If you are a passive eavesdropper in between the browser and the website, and the network traffic is encrypted, and particularly if you are isolated from the client’s IP address by anonymizing relays (e.g. Tor), the task should logically be much harder. Or is it? The authors of this short paper did the most obvious thing: capture packet traces and throw them at an off-the-shelf machine classifier. The feature vectors seen by the machine classifier are not described as clearly as I’d like, but I think they divided the trace into equal-length intervals and aggregated packet sizes in each direction in each interval; this is also one of the most basic and obvious things to do (the future work bit talks a little about better feature engineering). Despite the lack of tuning, they report 70–90% classification accuracy on a four-way choice among browsers (Chrome, Firefox, IE, Tor Browser) and 30–80% accuracy for a 13-way choice among browser and plugin combinations (by which they seem to mean whether or not JavaScript and Flash were enabled) (note that for a 13-way choice, chance performance would be 7.7% accuracy).

This is a short workshop paper, so it is to be expected that the results are a little crude and have missing pieces. The authors already know they need to tune their classifier. I hope someone has told them about ROC curves; raw accuracies make me grind my teeth. Besides that, the clear next step is to figure out what patterns the classifiers are picking up on, and then how to efface those patterns.
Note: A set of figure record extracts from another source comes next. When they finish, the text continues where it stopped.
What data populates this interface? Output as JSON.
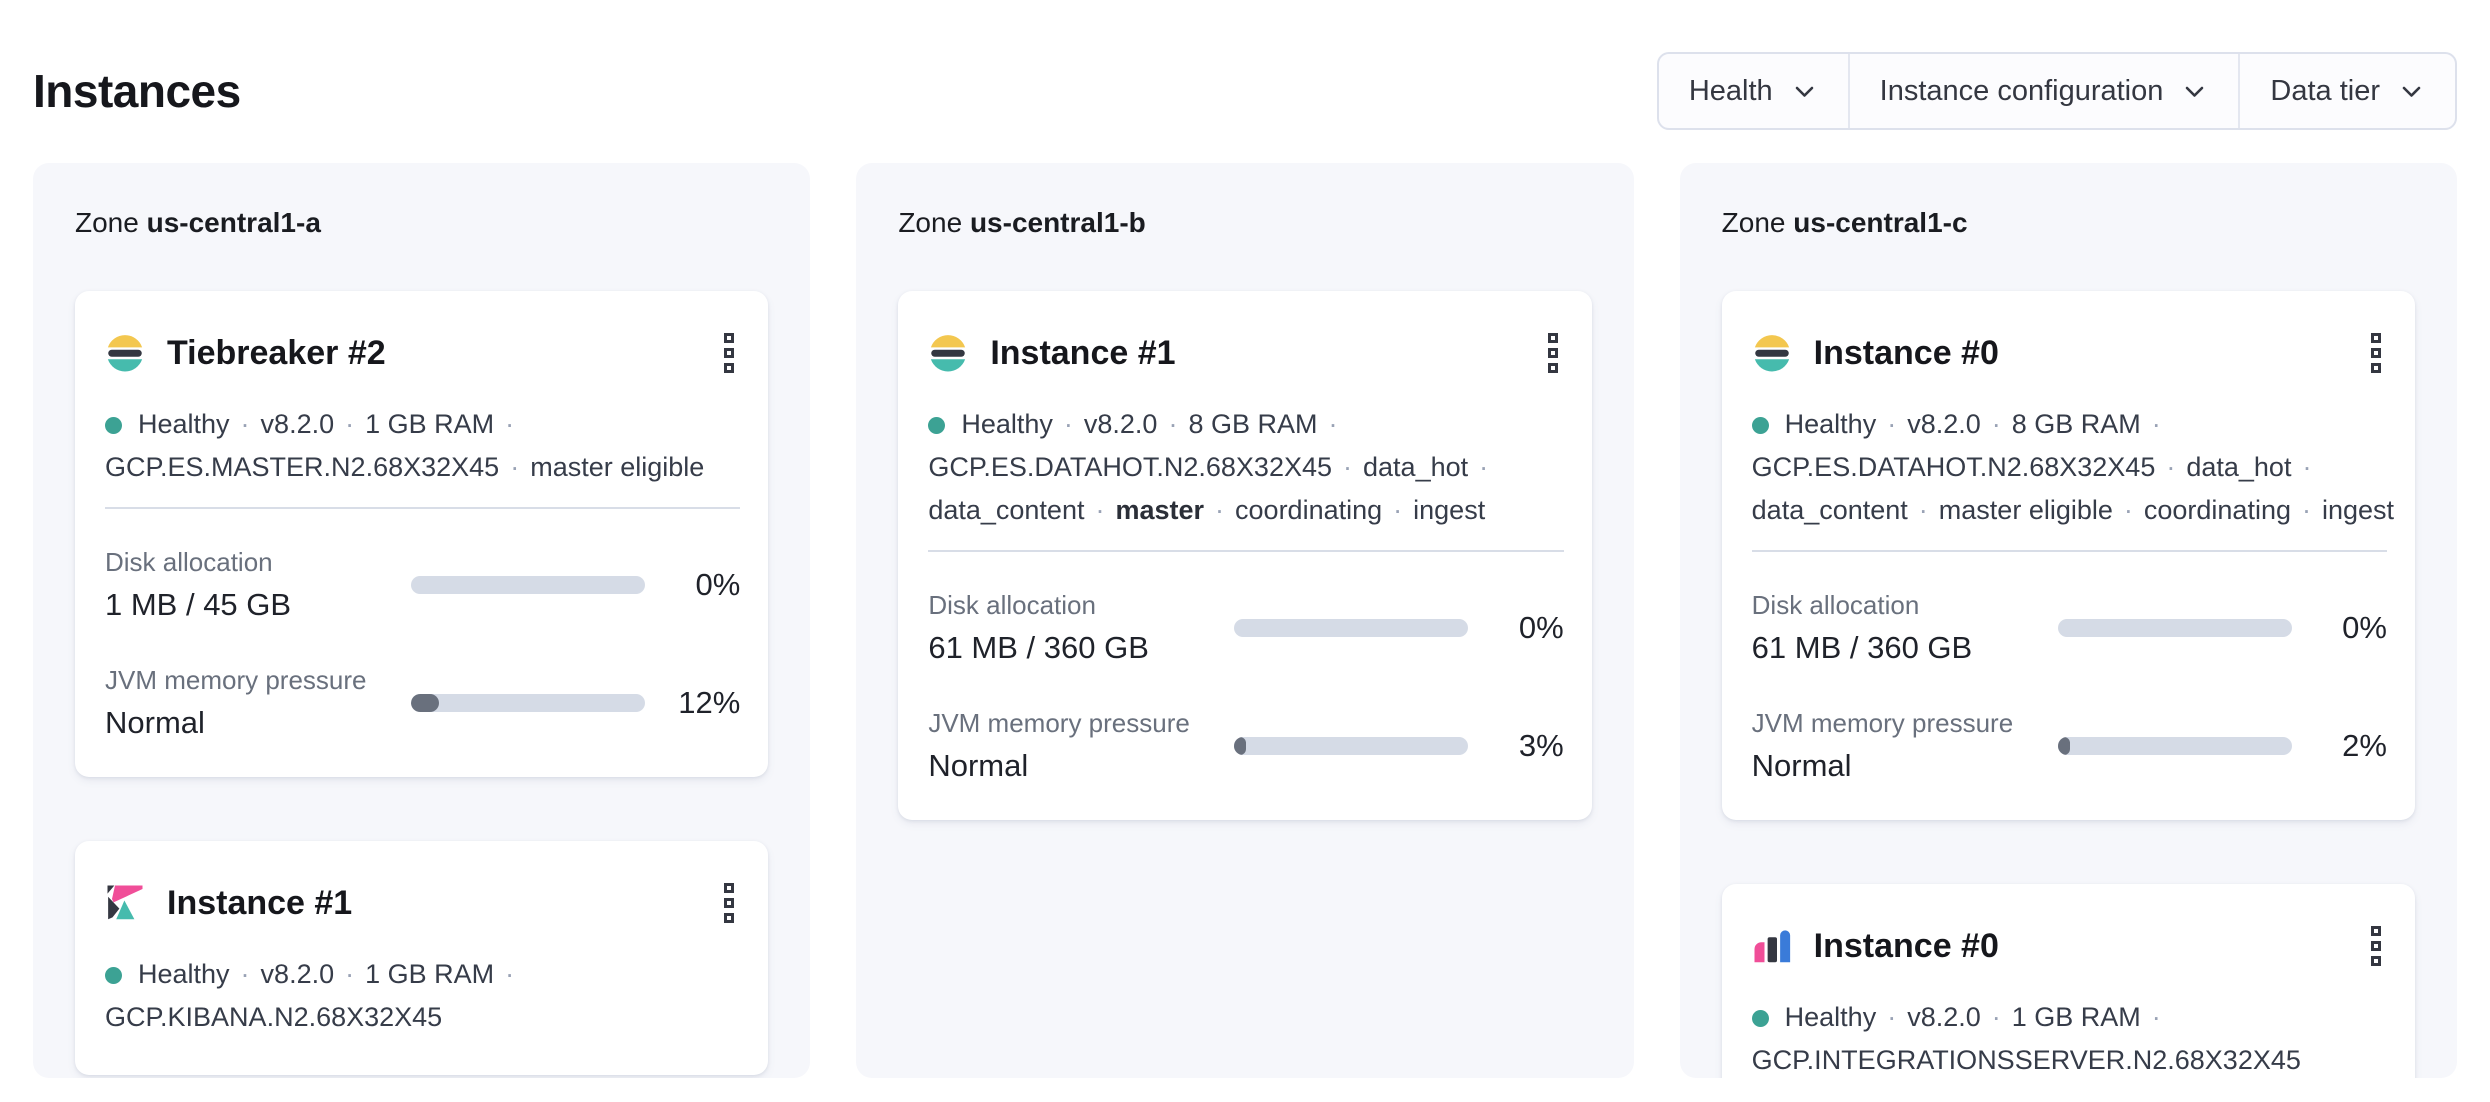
{
  "page": {
    "title": "Instances"
  },
  "filters": [
    {
      "label": "Health"
    },
    {
      "label": "Instance configuration"
    },
    {
      "label": "Data tier"
    }
  ],
  "colors": {
    "health_dot": "#3CA294",
    "bar_track": "#D5DBE6",
    "bar_fill": "#69707D",
    "panel_bg": "#F6F7FB",
    "es_yellow": "#F3C74F",
    "es_dark": "#343741",
    "es_teal": "#46BBAD",
    "kibana_pink": "#F04E98",
    "integrations_blue": "#3A7BD9"
  },
  "zones": [
    {
      "prefix": "Zone",
      "name": "us-central1-a",
      "cards": [
        {
          "icon": "elasticsearch-logo",
          "title": "Tiebreaker #2",
          "meta": [
            {
              "dot": true,
              "parts": [
                {
                  "t": "Healthy"
                },
                {
                  "sep": true
                },
                {
                  "t": "v8.2.0"
                },
                {
                  "sep": true
                },
                {
                  "t": "1 GB RAM"
                },
                {
                  "sep": true
                }
              ]
            },
            {
              "parts": [
                {
                  "t": "GCP.ES.MASTER.N2.68X32X45"
                },
                {
                  "sep": true
                },
                {
                  "t": "master eligible"
                }
              ]
            }
          ],
          "metrics": [
            {
              "label": "Disk allocation",
              "value": "1 MB / 45 GB",
              "percent": "0%",
              "fill": 0
            },
            {
              "label": "JVM memory pressure",
              "value": "Normal",
              "percent": "12%",
              "fill": 12
            }
          ]
        },
        {
          "icon": "kibana-logo",
          "title": "Instance #1",
          "meta": [
            {
              "dot": true,
              "parts": [
                {
                  "t": "Healthy"
                },
                {
                  "sep": true
                },
                {
                  "t": "v8.2.0"
                },
                {
                  "sep": true
                },
                {
                  "t": "1 GB RAM"
                },
                {
                  "sep": true
                }
              ]
            },
            {
              "parts": [
                {
                  "t": "GCP.KIBANA.N2.68X32X45"
                }
              ]
            }
          ],
          "metrics": []
        }
      ]
    },
    {
      "prefix": "Zone",
      "name": "us-central1-b",
      "cards": [
        {
          "icon": "elasticsearch-logo",
          "title": "Instance #1",
          "meta": [
            {
              "dot": true,
              "parts": [
                {
                  "t": "Healthy"
                },
                {
                  "sep": true
                },
                {
                  "t": "v8.2.0"
                },
                {
                  "sep": true
                },
                {
                  "t": "8 GB RAM"
                },
                {
                  "sep": true
                }
              ]
            },
            {
              "parts": [
                {
                  "t": "GCP.ES.DATAHOT.N2.68X32X45"
                },
                {
                  "sep": true
                },
                {
                  "t": "data_hot"
                },
                {
                  "sep": true
                }
              ]
            },
            {
              "parts": [
                {
                  "t": "data_content"
                },
                {
                  "sep": true
                },
                {
                  "t": "master",
                  "b": true
                },
                {
                  "sep": true
                },
                {
                  "t": "coordinating"
                },
                {
                  "sep": true
                },
                {
                  "t": "ingest"
                }
              ]
            }
          ],
          "metrics": [
            {
              "label": "Disk allocation",
              "value": "61 MB / 360 GB",
              "percent": "0%",
              "fill": 0
            },
            {
              "label": "JVM memory pressure",
              "value": "Normal",
              "percent": "3%",
              "fill": 3
            }
          ]
        }
      ]
    },
    {
      "prefix": "Zone",
      "name": "us-central1-c",
      "cards": [
        {
          "icon": "elasticsearch-logo",
          "title": "Instance #0",
          "meta": [
            {
              "dot": true,
              "parts": [
                {
                  "t": "Healthy"
                },
                {
                  "sep": true
                },
                {
                  "t": "v8.2.0"
                },
                {
                  "sep": true
                },
                {
                  "t": "8 GB RAM"
                },
                {
                  "sep": true
                }
              ]
            },
            {
              "parts": [
                {
                  "t": "GCP.ES.DATAHOT.N2.68X32X45"
                },
                {
                  "sep": true
                },
                {
                  "t": "data_hot"
                },
                {
                  "sep": true
                }
              ]
            },
            {
              "parts": [
                {
                  "t": "data_content"
                },
                {
                  "sep": true
                },
                {
                  "t": "master eligible"
                },
                {
                  "sep": true
                },
                {
                  "t": "coordinating"
                },
                {
                  "sep": true
                },
                {
                  "t": "ingest"
                }
              ]
            }
          ],
          "metrics": [
            {
              "label": "Disk allocation",
              "value": "61 MB / 360 GB",
              "percent": "0%",
              "fill": 0
            },
            {
              "label": "JVM memory pressure",
              "value": "Normal",
              "percent": "2%",
              "fill": 2
            }
          ]
        },
        {
          "icon": "integrations-server-logo",
          "title": "Instance #0",
          "meta": [
            {
              "dot": true,
              "parts": [
                {
                  "t": "Healthy"
                },
                {
                  "sep": true
                },
                {
                  "t": "v8.2.0"
                },
                {
                  "sep": true
                },
                {
                  "t": "1 GB RAM"
                },
                {
                  "sep": true
                }
              ]
            },
            {
              "parts": [
                {
                  "t": "GCP.INTEGRATIONSSERVER.N2.68X32X45"
                }
              ]
            }
          ],
          "metrics": []
        }
      ]
    }
  ]
}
I think it’s quite likely that the signal they see depends on gross characteristics of the different HTTP implementations used by each browser; for instance, at time of publication, Chrome implemented SPDY and QUIC, and the others didn’t.

The paper contains some handwaving in the direction of being able to fingerprint individual users with this information, but I’d want to see detectable variation among installations of the same browser before I’d be convinced that’s possible.